Dochodzenie ws. maltretowania nauczyciela
Wszczęcie dochodzenia w sprawie maltretowania przez uczniów nauczyciela z Zespołu Szkół Budowalnych i Elektrycznych w Toruniu poleciła policji prokuratura - poinformował zastępca prokuratora rejonowego w Toruniu Judyta Głowacka.
Chodzi o przypadek znęcania się przez uczniów podczas lekcji nad anglistą. Pedagog był szarpany, wyzywany, uczniowie próbowali wiązać mu ręce sznurkiem, a jeden z nich groził mu nawet śmiercią. Sprawa wyszła na jaw, bo uczniowie dla zabawy nagrali jedną z lekcji.
W czwartek kaseta z nagraniem trafiła do rąk dyrekcji szkoły. Film pokazano uczniom i ich rodzicom.
Zastępca prokuratora rejonowego w Toruniu Judyta Głowacka poinformowała, że na zlecenie prokuratury w tej sprawie zostanie wszczęte postępowanie policyjne na podstawie artykułu kodeksu karnego, w którym jest mowa o tym, że kto stosuje przemoc wobec osoby lub groźbę bezprawną w celu zmuszania do określonego działania podlega karze pozbawienie wolności do dwóch lat.
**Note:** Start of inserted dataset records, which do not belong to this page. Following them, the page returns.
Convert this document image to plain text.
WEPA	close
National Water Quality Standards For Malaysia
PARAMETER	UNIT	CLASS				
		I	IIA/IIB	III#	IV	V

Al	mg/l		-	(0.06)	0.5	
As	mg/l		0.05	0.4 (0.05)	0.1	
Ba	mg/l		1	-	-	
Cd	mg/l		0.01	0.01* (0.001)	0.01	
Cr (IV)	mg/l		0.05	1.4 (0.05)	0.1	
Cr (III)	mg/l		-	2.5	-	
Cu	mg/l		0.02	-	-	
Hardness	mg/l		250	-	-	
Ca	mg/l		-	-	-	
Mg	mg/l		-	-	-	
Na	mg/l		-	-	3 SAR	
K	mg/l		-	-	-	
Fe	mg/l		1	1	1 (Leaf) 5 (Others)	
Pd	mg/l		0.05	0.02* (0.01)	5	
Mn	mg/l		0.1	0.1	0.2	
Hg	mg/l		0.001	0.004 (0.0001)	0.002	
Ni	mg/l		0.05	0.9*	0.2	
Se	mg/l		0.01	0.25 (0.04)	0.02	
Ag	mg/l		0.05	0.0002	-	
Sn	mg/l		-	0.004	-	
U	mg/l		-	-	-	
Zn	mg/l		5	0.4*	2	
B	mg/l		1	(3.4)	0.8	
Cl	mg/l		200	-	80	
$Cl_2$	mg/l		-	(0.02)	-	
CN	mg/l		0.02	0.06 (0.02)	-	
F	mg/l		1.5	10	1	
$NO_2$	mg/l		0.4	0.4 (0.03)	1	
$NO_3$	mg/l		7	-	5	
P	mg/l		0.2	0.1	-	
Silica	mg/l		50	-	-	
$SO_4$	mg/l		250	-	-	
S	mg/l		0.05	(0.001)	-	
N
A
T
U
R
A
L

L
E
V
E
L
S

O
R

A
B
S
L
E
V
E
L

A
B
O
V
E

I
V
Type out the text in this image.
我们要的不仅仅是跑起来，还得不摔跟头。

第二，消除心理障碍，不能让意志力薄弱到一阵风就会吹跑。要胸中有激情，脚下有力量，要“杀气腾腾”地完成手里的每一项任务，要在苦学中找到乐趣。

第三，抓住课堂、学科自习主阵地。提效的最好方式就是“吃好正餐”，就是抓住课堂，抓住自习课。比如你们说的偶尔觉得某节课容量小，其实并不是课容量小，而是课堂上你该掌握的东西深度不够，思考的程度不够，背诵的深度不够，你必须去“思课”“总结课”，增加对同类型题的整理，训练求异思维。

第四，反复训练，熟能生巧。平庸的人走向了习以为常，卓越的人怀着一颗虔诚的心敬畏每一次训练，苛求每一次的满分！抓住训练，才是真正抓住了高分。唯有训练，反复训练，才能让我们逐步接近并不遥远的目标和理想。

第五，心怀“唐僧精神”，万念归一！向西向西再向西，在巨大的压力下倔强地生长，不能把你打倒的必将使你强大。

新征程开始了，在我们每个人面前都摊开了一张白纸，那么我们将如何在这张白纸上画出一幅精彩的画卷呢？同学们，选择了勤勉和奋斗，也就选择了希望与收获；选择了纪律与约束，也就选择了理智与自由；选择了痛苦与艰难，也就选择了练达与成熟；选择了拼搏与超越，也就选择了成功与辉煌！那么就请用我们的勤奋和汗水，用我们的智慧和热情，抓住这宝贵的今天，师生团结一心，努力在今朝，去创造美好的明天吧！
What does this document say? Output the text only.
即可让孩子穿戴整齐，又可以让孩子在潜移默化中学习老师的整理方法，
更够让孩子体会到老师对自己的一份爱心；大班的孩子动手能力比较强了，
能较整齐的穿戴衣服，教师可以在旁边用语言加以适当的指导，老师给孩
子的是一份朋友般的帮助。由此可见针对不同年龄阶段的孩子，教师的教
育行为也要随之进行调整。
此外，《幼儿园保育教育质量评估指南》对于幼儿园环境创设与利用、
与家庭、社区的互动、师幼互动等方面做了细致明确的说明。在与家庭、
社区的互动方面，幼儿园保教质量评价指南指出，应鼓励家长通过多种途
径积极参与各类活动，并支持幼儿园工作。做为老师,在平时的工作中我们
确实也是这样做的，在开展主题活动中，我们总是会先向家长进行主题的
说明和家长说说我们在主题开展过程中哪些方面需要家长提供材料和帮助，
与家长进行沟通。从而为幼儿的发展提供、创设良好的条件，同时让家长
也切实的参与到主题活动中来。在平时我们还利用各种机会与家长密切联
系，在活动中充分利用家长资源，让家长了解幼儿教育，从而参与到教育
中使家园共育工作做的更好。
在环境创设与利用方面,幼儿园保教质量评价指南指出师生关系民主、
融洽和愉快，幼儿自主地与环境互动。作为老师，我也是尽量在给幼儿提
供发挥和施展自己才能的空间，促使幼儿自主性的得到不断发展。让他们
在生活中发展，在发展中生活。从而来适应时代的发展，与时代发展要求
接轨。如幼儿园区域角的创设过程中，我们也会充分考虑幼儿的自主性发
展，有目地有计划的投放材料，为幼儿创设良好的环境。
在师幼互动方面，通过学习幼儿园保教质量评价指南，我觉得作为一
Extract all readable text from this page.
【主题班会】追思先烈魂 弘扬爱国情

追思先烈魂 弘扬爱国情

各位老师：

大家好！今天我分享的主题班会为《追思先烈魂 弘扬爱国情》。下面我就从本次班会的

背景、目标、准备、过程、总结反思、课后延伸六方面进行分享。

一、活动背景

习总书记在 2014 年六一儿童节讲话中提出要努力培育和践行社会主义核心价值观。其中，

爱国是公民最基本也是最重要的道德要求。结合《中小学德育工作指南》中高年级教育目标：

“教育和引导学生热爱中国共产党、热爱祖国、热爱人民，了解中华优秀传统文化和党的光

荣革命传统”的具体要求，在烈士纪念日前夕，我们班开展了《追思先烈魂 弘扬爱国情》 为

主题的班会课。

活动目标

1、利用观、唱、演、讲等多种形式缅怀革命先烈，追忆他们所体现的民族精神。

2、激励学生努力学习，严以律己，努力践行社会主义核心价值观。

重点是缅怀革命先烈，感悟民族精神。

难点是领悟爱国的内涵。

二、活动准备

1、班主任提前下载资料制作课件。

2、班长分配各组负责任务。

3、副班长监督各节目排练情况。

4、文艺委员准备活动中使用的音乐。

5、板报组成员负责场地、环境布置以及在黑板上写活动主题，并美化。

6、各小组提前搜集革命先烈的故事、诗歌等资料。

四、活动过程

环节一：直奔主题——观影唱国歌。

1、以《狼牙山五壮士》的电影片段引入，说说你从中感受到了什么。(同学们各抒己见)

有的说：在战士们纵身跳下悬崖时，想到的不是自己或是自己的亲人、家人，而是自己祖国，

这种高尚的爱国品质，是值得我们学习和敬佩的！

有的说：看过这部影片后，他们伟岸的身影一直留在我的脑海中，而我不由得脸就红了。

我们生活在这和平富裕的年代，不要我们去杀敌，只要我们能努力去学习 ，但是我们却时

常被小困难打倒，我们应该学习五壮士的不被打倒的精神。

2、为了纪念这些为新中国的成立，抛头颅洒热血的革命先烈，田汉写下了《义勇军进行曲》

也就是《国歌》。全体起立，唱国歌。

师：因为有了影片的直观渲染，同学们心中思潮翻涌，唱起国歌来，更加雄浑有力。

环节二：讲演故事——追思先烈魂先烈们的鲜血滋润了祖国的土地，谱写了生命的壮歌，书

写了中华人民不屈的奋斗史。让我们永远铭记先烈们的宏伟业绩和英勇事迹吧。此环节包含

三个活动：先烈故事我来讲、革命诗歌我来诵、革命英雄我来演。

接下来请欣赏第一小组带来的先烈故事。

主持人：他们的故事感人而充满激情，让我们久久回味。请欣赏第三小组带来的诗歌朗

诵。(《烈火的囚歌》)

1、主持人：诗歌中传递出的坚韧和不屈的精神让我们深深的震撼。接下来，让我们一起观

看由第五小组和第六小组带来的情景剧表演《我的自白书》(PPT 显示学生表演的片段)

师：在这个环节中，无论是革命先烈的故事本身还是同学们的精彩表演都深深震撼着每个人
"Jestem zszokowana i przerażona zachowaniem uczniów toruńskiego technikum" - powiedziała Radiu Merkury minister edukacji narodowej i sportu Krystyna Łybacka. Do poniedziałku raport w tej sprawie przygotowany przez kuratora kujawsko - pomorskiego ma trafić na biurko minister Łybackiej. "Ta szkoła jest chora we wszystkich przejawach" - powiedziała minister, zaznaczając, że taka sytuacja nie zdarza się nagle, tylko musi przez jakiś czas narastać.
Specjalna Rada Pedagogiczna zdecyduje o losach uczniów, którzy znęcali się nad nauczycielem - być może zostaną oni wyrzuceni ze szkoły.